Nach dem Gewinn des WM-Preises hat der Emir offensichtlich kein Interesse an früheren Vereinbarungen, die er als religiös-kulturell nicht akzeptable Zugeständnisse empfunden hatte. So konnte auch der Vorsitzende der Organisation der WM in Katar, Hassan al-Thawadi, in dieser Woche beiläufig zugeben, dass die Zahl der Bautoten nicht drei-, sondern hundertfach gestiegen sei. Wie muss sich Infantino, der alle Lügen mit Elan verteidigt hatte, jetzt fühlen? Aus Verzweiflung über seine eigene Unglaubwürdigkeit reißt er sich nun die Haare aus seiner Glatze.
Bauchrednerpuppe
Zuvor hatte Infantino gedacht, er sollte gegen westliche Menschenrechtsaktivisten schimpfen und dreitausend Jahre europäisches Fehlverhalten anführen. Putin, der in seiner Tirade gegen den „satanischen“ Westen kürzlich auch die westliche Sklaverei-Vergangenheit ausgeblendet hat, wird es mit Vergnügen zur Kenntnis genommen haben. Mit einer so willigen Bauchrednerpuppe im allmächtigen Weltfußballverband ist die Finanzierung all dieser narzisstischen Wappies um Thierry Baudet nicht mehr als antidemokratisches Gefummel am Rande.

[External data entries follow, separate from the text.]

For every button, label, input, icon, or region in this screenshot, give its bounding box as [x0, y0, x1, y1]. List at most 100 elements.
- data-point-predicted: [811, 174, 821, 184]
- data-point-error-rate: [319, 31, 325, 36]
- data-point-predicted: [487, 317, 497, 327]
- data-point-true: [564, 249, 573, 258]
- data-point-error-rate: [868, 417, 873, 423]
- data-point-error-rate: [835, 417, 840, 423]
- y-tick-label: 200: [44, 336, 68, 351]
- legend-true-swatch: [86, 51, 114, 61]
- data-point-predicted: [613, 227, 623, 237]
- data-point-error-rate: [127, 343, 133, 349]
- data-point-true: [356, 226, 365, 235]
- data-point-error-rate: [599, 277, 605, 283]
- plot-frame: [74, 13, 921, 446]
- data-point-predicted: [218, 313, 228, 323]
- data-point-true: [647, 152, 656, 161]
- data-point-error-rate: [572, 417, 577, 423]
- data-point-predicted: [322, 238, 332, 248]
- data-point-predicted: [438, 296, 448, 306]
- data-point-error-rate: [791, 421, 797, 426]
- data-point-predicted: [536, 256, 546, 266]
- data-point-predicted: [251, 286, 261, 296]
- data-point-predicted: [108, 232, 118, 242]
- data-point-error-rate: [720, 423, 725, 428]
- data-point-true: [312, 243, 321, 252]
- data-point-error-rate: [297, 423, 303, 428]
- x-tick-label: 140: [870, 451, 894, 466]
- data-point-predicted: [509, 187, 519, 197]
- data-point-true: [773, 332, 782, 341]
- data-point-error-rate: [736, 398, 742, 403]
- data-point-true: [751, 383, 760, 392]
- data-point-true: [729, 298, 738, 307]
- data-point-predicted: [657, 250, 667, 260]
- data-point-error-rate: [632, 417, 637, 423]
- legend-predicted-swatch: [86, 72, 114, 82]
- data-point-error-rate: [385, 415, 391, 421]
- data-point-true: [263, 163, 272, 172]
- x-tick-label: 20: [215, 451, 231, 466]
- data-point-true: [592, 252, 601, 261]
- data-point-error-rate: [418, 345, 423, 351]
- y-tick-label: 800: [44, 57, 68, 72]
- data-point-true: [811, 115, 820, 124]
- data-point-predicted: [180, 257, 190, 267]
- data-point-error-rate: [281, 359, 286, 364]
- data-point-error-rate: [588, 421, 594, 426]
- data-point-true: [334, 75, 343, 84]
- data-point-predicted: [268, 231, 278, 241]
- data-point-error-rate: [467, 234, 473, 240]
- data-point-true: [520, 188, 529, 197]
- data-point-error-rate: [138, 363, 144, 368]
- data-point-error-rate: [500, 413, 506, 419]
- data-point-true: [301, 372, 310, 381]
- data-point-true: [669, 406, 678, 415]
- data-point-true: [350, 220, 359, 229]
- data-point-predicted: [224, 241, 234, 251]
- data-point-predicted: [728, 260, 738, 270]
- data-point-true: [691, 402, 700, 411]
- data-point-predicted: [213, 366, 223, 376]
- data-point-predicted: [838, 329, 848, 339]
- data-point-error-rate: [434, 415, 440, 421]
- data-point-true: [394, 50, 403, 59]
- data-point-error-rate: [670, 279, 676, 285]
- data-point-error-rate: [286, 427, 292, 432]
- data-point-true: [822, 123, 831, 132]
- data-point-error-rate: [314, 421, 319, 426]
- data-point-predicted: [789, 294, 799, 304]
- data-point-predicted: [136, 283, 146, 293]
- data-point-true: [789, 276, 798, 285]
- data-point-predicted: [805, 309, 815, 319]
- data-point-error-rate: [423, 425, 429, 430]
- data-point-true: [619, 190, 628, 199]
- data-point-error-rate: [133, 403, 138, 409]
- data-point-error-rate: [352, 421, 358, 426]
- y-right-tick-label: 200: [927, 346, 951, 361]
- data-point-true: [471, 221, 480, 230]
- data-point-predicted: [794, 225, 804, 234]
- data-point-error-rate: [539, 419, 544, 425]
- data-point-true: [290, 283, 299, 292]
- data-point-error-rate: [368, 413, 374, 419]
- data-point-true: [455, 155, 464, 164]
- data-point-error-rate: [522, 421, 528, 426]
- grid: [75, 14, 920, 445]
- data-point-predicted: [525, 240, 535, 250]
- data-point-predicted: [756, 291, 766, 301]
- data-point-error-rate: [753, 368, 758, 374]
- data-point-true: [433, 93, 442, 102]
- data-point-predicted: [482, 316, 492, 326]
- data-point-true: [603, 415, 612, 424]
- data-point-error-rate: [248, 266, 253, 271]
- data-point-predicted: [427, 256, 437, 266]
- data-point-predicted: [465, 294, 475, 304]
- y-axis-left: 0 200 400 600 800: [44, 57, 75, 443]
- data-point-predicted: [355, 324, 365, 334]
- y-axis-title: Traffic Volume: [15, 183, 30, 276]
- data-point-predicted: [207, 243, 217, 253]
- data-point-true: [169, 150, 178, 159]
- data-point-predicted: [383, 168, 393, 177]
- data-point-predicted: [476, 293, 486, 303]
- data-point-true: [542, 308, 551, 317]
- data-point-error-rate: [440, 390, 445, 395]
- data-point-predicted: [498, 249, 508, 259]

Nun gibt es zweifellos etwas zu sagen über die Ausbeutung ausländischer Arbeitskräfte in Europa und sicherlich auch in den Niederlanden, in Gewächshäusern und im Bauwesen. Etwa über ihre schlechten Wohnverhältnisse in deutschen Grenzgemeinden, mit denen geldgierige Arbeitgeber für hohe Gewinne und minimale Kosten einen Teil des Problems buchstäblich über die Nachbarhecke geschmissen haben.
Aber lass es gerade die eine rechte Partei sein, die das am wenigsten stört, die sich in Katar auch nicht beklagen will und die wirtschaftliche Eigeninteressen – ja, die der schicken Anstecknadeln und der unliebsamen Stände – in den Vordergrund stellt Die Kritiker der Missbräuche in Katar sind auch die ersten, die ähnliche Missbräuche in ihrem eigenen Land zur Sprache bringen.
Koloniales Kuli-System
In dieser Hinsicht gibt es eine weitere interessante Parallele. Die Befürworter des Nicht-Jammerns versuchen, die Kritiker zum Schweigen zu bringen, indem sie erklären, dass die Katarer selbst stolz auf die WM-Organisation sind. Ja, das werden sie: die Kataris selbst. Sie machen die wohlhabenden 10 Prozent der Gesamtbevölkerung aus. Katar ist ein dekadenter Sklavenstaat, der an das koloniale Kuli-System von Niederländisch-Ostindien erinnert: eine allmächtige Oberschicht auf ethnischer Apartheidbasis, wohlhabend und selbstgefällig, auf dem Rücken der anderen. Auch etwas, was rechte Kreise in den Niederlanden damals und auch nicht lange danach nicht als großes Problem sahen.
Thomas von der Dunk ist Kulturhistoriker.